After a few months and a lot of messages, phone calls and Facetime, I decided to meet Dave in person. The so-called experts said to meet relatively early in a potential relationship but we decided to take it slow. I guess I did everything slower now.  We picked a coffee shop half way between our houses and picked a date to meet. 

Our timing couldn’t have been worse. The exact date we picked a pandemic was declared and a shelter in place order was issued state wide. Our date would have to wait in person.  We decided to still have the date but a different kind of date. We video chatted, each with a cup of coffee and a slice of cake and cookies the snacks we thought we would have at the coffee shop if we were there in person. We both used our fancy mugs. Mine said, “I am a Mom. What's Your Superpower?” Dave laughed when he saw it and showed me his which had a picture of Superman on it. We both laughed, happily ate cookies, and talked for over two hours. We both agreed that this would be considered our first date. After all, we thought that a date was a date either in person or over the computer or the phone. We even wore our clothes that we would have worn if we met in person. 

Over the next few months of the quarantine we would meet online at the same time and on the same day. We both had the luxury of working from home and we usually would meet during our lunch times. We talked about everything and even our quarantine outfits we wore. I was usually in some type of sweatpants or jeans if I went out to buy groceries but I was always fixed up a bit on the top for our dates. He confessed that he usually wore some type of shorts and slippers during our dates and a nice tee shirt on the top. Once or twice he even modeled his shorts and I had to laugh at the rattyness of some of the shorts he wore. He also laughed at my sweatpants with the holes in the knees and my bunny slippers I had gotten myself for my birthday. I called them my gift to me from me. On my birthday I get myself something quirky and funny, something that I knew nobody else would give to me. This year it was bunny slippers. Who would have thought that when I brought them that I would be wearing them on a date. I thought I was going to wear my new black heels I had brought for the occasion. They were going to pair nicely with my new black jeans and dark blue blouse. But, here I sat in bunny slippers and sweats with holes in the knees next to my beloved dog dating in quarantine. 

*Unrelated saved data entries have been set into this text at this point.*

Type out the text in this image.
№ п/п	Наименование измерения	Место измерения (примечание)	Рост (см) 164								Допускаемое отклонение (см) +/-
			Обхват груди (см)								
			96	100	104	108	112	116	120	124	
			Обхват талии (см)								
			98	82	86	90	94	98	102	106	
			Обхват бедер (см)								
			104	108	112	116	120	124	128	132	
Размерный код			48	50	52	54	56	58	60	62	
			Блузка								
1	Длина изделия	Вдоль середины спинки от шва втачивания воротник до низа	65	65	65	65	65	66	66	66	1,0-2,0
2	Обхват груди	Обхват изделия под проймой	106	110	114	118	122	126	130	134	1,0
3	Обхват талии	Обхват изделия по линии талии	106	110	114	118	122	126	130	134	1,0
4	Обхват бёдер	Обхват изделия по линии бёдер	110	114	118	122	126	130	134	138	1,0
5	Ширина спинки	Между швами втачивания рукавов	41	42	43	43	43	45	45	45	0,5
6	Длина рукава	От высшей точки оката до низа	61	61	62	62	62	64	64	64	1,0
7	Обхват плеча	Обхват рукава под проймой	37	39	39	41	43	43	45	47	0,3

I had to admit to my friend, Nora, that I was having a blast. She laughed that big belly laugh that she makes me laugh and said that she told me so and that she should have made me a bet. She was missing my chocolate cookies that I make when we get together for some girl time. It had been two months since we had girl time and it didn’t look like we would have it any time soon. 

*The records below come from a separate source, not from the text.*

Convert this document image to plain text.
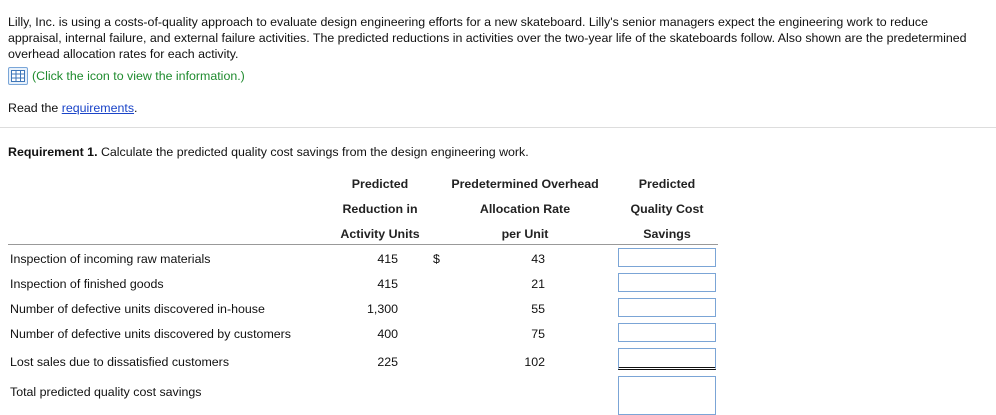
Lilly, Inc. is using a costs-of-quality approach to evaluate design engineering efforts for a new skateboard. Lilly's senior managers expect the engineering work to reduce appraisal, internal failure, and external failure activities. The predicted reductions in activities over the two-year life of the skateboards follow. Also shown are the predetermined overhead allocation rates for each activity.
(Click the icon to view the information.)
Read the requirements.
Requirement 1. Calculate the predicted quality cost savings from the design engineering work.
Predicted
Reduction in
Activity Units
Predetermined Overhead
Allocation Rate
per Unit
Predicted
Quality Cost
Savings
Inspection of incoming raw materials	415	$	43
Inspection of finished goods	415	21
Number of defective units discovered in-house	1,300	55
Number of defective units discovered by customers	400	75
Lost sales due to dissatisfied customers	225	102
Total predicted quality cost savings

Another two months flew by and me and Dave were getting along famously. We now called each other just before we went to bed to wish each other a good night. We joked that after the quarantine was over and we met in person we might not have as much fun. 

Two months and ten days into the quarantine dating I got a call from Dave but it wasn’t at our usual time. My heart was beating fast in my chest. I didn’t know why because I had talked to Dave a few million times so I didn’t know why I was so nervous about answering the phone this time.  I picked up the phone and couldn’t believe what I heard on the other end. 

“I have the virus.” 

My first thought was what I was hearing was wrong. He couldn’t be sick. Not him, not now. I could only say one word back.

“What?”

He repeated the same sentence twice.  I  still thought that I had heard wrong. 

“How? What?”

“I don’t know how I got it. I was very careful. I only went to the store and wore a mask. I am thinking that I probably got it from someone at work, before the quarantine.”

“So, what now?” 

“Now, I have to quarantine myself for two weeks. That’s not hard because I haven’t seen anyone but Cypress, my cat for over two months besides the grocery store people.” 

I didn’t know what to say. I felt like my tongue was tied. I opened my mouth to say something but nothing came out. I managed to say a couple of words and we hung up. 

They say that  we don’t die from death but from fully ripped love. I will always remember that when I think of Dave.